Hücre yaşlanması, ateroskleroz, diyabet, romatoid artrit, demans, Alzheimer ve Parkinson hastalıkları, meme-prostat ve kolon kanseri gibi ciddi hastalıkların gelişimi hücrelerin sürekli oksidatif hasara uğramasıyla ilişkilidir. Zeytinyağındaki fenolik bileşiklerin ise vücutta serbest radikal üretimini azaltma ve hücreleri DNA oksidasyonuna karşı koruma gibi görevleri bulunmaktadır. Ancak; serbest radikal hasarına bağlı yaşlanmaya karşı korunabilmek için beslenmede zeytinyağına yer verilmesine çocukluk döneminden itibaren başlanılması önemlidir.

Ağırlık Kontrolünü Sağlar

Zeytinyağı tüketimi sonucunda vücutta termogenezin artması, yağ oksidasyonunun artması ve oleik asit içeriğiyle doygunluğun artması, besin alımının azalması gibi etkilerle ağırlık kontrolünün sağlanmasında etkilidir. Zeytinyağında bulunan oleik asidin yan ürünü oleoiletanolamide, doygunluk hissinin oluşumunu ve öğünler arası sürenin uzamasını sağlamaktadır. Beslenmeyle oleik asit alımı sonucu, ince bağırsaklarda bu maddenin aktif hale gelmesiyle doygunluk sağlanmaktadır.

Bu özelliklere ek olarak, Akdeniz diyetinin önemli bir parçası olan zeytinyağının sebze yemekleri, kuru baklagiller ve salatalarla birlikte kullanılması sonucu tüm bu besinlerde bulunan bileşenler ile sindirim sistemi, glisemik cevap üzerindeki etkiler de ağırlık kontrolünün sağlanmasına yardımcı olmaktadır.

Üç yıl boyunca süren bir çalışmada; Akdeniz diyetine uygun bir beslenme planına ek olarak zeytinyağı tüketiminin, Akdeniz diyetine uygun bir beslenme planına ek olarak kuruyemiş tüketimi ve düşük yağlı bir beslenme planına göre vücutta antioksidan kapasitesinin yükselmesini ve ağırlık kaybını sağladığı saptanmıştır. 

Tip-2 Diyabetten Korur

Zeytinyağı, tekli doymamış yağ asidi içeriğiyle glikoz metabolizmasını iyileştirmektedir. Buna ek olarak, hücre membranlarındaki yağ asidi değişikleri sonucu oleik asit alımının arttırılması sonucunda vücutta insülin salınımı değişmemekte; ancak hücrelerin insülin duyarlılığı gelişmektedir.
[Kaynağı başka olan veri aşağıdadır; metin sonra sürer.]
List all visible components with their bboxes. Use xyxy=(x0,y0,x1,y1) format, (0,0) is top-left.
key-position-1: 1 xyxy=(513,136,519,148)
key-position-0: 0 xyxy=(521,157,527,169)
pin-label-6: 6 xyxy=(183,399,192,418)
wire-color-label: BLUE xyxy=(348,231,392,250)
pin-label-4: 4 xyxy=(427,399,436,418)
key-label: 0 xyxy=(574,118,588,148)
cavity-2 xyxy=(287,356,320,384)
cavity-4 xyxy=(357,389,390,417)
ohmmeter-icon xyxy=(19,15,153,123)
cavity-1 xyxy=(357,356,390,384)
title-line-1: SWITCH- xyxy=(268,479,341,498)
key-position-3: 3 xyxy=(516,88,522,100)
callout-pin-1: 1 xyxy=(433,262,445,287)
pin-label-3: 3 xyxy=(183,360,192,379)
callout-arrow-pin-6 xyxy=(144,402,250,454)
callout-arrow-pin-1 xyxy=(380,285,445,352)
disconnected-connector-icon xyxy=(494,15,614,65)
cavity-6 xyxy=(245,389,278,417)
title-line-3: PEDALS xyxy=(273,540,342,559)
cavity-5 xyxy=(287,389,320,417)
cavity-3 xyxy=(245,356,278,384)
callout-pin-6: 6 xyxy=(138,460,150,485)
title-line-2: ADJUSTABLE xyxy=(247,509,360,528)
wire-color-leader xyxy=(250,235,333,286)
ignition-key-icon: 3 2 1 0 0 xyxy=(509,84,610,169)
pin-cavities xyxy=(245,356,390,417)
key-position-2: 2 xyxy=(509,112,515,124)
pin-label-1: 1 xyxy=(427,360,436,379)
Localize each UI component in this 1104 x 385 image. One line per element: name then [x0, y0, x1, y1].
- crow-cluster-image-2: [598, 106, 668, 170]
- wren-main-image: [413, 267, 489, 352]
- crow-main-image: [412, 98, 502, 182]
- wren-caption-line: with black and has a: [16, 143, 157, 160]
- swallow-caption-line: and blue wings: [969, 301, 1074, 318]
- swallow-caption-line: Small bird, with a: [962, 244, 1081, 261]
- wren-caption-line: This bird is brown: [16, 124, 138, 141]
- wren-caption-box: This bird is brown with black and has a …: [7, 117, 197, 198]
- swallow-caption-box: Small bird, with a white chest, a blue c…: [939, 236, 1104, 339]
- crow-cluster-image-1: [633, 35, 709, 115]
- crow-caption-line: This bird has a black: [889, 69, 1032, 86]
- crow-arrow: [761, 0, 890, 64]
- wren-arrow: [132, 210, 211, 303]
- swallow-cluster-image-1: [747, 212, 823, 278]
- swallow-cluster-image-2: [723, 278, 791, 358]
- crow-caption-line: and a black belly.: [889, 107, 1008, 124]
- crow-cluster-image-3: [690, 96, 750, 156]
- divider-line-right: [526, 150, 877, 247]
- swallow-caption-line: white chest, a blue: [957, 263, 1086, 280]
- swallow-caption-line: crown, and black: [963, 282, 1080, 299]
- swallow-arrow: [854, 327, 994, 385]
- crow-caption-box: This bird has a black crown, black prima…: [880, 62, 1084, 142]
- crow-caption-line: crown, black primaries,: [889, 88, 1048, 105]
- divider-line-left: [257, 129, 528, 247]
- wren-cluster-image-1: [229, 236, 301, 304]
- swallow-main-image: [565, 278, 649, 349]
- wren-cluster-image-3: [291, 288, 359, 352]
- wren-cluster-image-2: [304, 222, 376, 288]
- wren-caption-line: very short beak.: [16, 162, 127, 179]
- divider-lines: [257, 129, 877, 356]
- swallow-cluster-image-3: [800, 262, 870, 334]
Yapılan çalışmalarda, karbonhidrattan zengin bir diyet ile karşılaştırıldığında oleik asitten zengin bir diyetin insülin ihtiyacını azalttığı bulunmuştur. Tüm bunlar Akdeniz diyetinin temelini oluşturan zeytinyağının, Tip-2 diyabet gelişimini engellemede yardımcı olabileceğini göstermektedir.

Kanser Riskini Azaltır

Zeytinyağının doğal bileşiminde bulunan fenolik bileşikler oleik asit ile bir araya geldiklerinde kontrolsüz hücre çoğalmasını baskılayıcı etki göstererek kanser hücrelerinin büyümesini de engellemektedir. Özellikle oleik asit, sindirim sisteminde kalın bağırsak kanseri oluşumunda etkili olan safra asitlerinin üretimini azaltarak bağırsak boyunca mukoz dokunun bütünlüğünü koruyucu etki gösterir. Ayrıca zeytinyağının içerdiği fenoller, kanser hücresi hattında 24 saat içinde anti-kanser etkisi gösterici aktivite geliştirmektedir.

Epidemiyolojik çalışmalar, Yunanistan, İtalya, İspanya gibi zeytinyağı tüketiminin yüksek olduğu Akdeniz ülkelerinde kanser görülme oranının daha düşük olduğunu göstermektedir. 19 izlemsel çalışmanın meta-analizi sonucunda zeytinyağı tüketimi en düşük olan gruba göre en yüksek olan grupta kanser riskinin %60 azaldığı belirlenmiştir. Bu meta-analizde, zeytinyağı tüketiminin artmasının özellikle göğüs kanseri ve sindirim sistemi kanserlerine karşı koruyucu etkisinin olduğu vurgulanmıştır.